FlashAttention-2, 2x faster than FlashAttention

whimsicalism · on July 17, 2023

Does anyone have resources for a good way to get started with this sort of modern GPU systems work?

jahewson · on July 17, 2023

If you’d like a practical goal, you probably want to learn PyTorch and have a little background knowledge of the memory architecture of the GPUs. If you want to go deep, learn CUDA: https://docs.nvidia.com/cuda/cuda-c-programming-guide/index....

whimsicalism · on July 17, 2023

Yes, I know pytorch well at this point and have basic memory architecture understanding. In the process of learning CUDA, but would love pointers for depth/intermediate things to explore.

jahewson · on July 17, 2023

I found this talk helpful. https://on-demand.gputechconf.com/gtc/2017/presentation/s712...

Have you tried the Visual Profiler yet?

luckyt · on July 17, 2023

I found it helpful to start with CUDA on numba since it lets you write GPU kernels in python. Assuming you're like most ML engineers and you're more familiar with python than C++, this allows you to separately learn CUDA concepts from also learning C++ at the same time. There's also a set of GPU puzzles for beginners [1] using to get started with numba CUDA.

[1] https://github.com/srush/GPU-Puzzles

whimsicalism · on July 17, 2023

Thanks for the link! Sasha is actually my former professor - if this is anything like his past pytorch puzzles I'm sure I'll find it enjoyable.

brrrrrm · on July 17, 2023

I'd start with the example of implementing the fastest reduction you possibly can.
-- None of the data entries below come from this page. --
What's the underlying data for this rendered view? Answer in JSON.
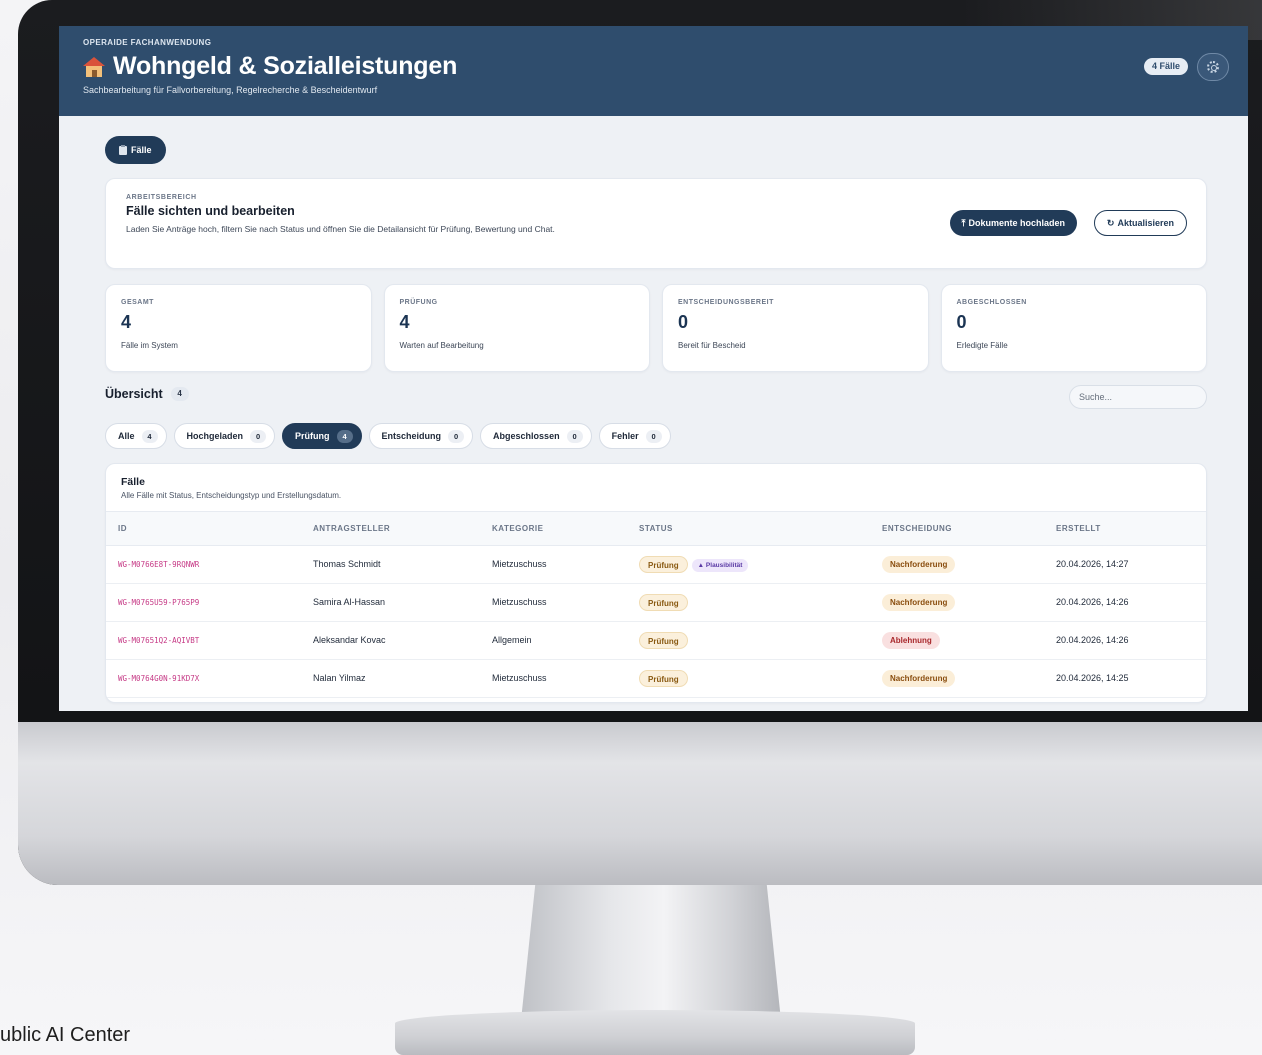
{
  "header": {
    "eyebrow": "OPERAIDE FACHANWENDUNG",
    "title": "Wohngeld & Sozialleistungen",
    "subtitle": "Sachbearbeitung für Fallvorbereitung, Regelrecherche & Bescheidentwurf",
    "case_count": "4 Fälle",
    "colors": {
      "header_bg": "#2f4d6d",
      "primary": "#213b58"
    }
  },
  "nav": {
    "cases_tab": "Fälle",
    "cases_icon": "clipboard-icon"
  },
  "workspace": {
    "eyebrow": "ARBEITSBEREICH",
    "title": "Fälle sichten und bearbeiten",
    "description": "Laden Sie Anträge hoch, filtern Sie nach Status und öffnen Sie die Detailansicht für Prüfung, Bewertung und Chat.",
    "upload_button": "Dokumente hochladen",
    "refresh_button": "Aktualisieren"
  },
  "stats": [
    {
      "label": "GESAMT",
      "value": "4",
      "sub": "Fälle im System"
    },
    {
      "label": "PRÜFUNG",
      "value": "4",
      "sub": "Warten auf Bearbeitung"
    },
    {
      "label": "ENTSCHEIDUNGSBEREIT",
      "value": "0",
      "sub": "Bereit für Bescheid"
    },
    {
      "label": "ABGESCHLOSSEN",
      "value": "0",
      "sub": "Erledigte Fälle"
    }
  ],
  "overview": {
    "title": "Übersicht",
    "count": "4",
    "search_placeholder": "Suche..."
  },
  "filters": [
    {
      "label": "Alle",
      "count": "4",
      "active": false
    },
    {
      "label": "Hochgeladen",
      "count": "0",
      "active": false
    },
    {
      "label": "Prüfung",
      "count": "4",
      "active": true
    },
    {
      "label": "Entscheidung",
      "count": "0",
      "active": false
    },
    {
      "label": "Abgeschlossen",
      "count": "0",
      "active": false
    },
    {
      "label": "Fehler",
      "count": "0",
      "active": false
    }
  ],
  "table": {
    "title": "Fälle",
    "description": "Alle Fälle mit Status, Entscheidungstyp und Erstellungsdatum.",
    "columns": [
      "ID",
      "ANTRAGSTELLER",
      "KATEGORIE",
      "STATUS",
      "ENTSCHEIDUNG",
      "ERSTELLT"
    ],
    "rows": [
      {
        "id": "WG-M0766E8T-9RQNWR",
        "applicant": "Thomas Schmidt",
        "category": "Mietzuschuss",
        "status": "Prüfung",
        "flag": "Plausibilität",
        "decision": "Nachforderung",
        "decision_type": "nachforderung",
        "created": "20.04.2026, 14:27"
      },
      {
        "id": "WG-M0765U59-P765P9",
        "applicant": "Samira Al-Hassan",
        "category": "Mietzuschuss",
        "status": "Prüfung",
        "flag": "",
        "decision": "Nachforderung",
        "decision_type": "nachforderung",
        "created": "20.04.2026, 14:26"
      },
      {
        "id": "WG-M07651Q2-AQIVBT",
        "applicant": "Aleksandar Kovac",
        "category": "Allgemein",
        "status": "Prüfung",
        "flag": "",
        "decision": "Ablehnung",
        "decision_type": "ablehnung",
        "created": "20.04.2026, 14:26"
      },
      {
        "id": "WG-M0764G0N-91KD7X",
        "applicant": "Nalan Yilmaz",
        "category": "Mietzuschuss",
        "status": "Prüfung",
        "flag": "",
        "decision": "Nachforderung",
        "decision_type": "nachforderung",
        "created": "20.04.2026, 14:25"
      }
    ]
  },
  "caption": "ublic AI Center"
}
Pretty much all complexity in every kernel used in ML extends from this concept (reductions with addition).

https://developer.download.nvidia.com/assets/cuda/files/redu...

FL33TW00D · on July 18, 2023

I love this PDF, some crazy sticking power since he's referring to a G80 GPU there!

whimsicalism · on July 17, 2023

thank you for the suggestion - will take a look!

ternaus · on July 17, 2023

I would be very greatfull to see how one can leverage it not for LLMs but for Stable Diffusion models

m00x · on July 17, 2023

Why couldn't it be applied to SD?

mcyc · on July 18, 2023

SD1 uses a head dimension that is not supported by the old version of Flash Attention but is supported by this version.

m00x · on July 17, 2023

It looks like it's already at thing https://github.com/AUTOMATIC1111/stable-diffusion-webui/blob...

zaptrem · on July 17, 2023

That's Flash Attention 1, but yeah there's nothing stopping someone from submitting a PR.

hunkins · on July 17, 2023

This enables V1. V2 is still yet to be integrated into xformers. The team replied saying it should happen this week.

See the relevant Github issue here: https://github.com/facebookresearch/xformers/issues/795

lucidrains · on July 17, 2023

huge! thank you Tri!

bufo · on July 17, 2023

Tri Dao and Tim Dettmers ftw

hunkins · on July 17, 2023

Excellent work by the team on this. Excited to see this applied to the diffusers library.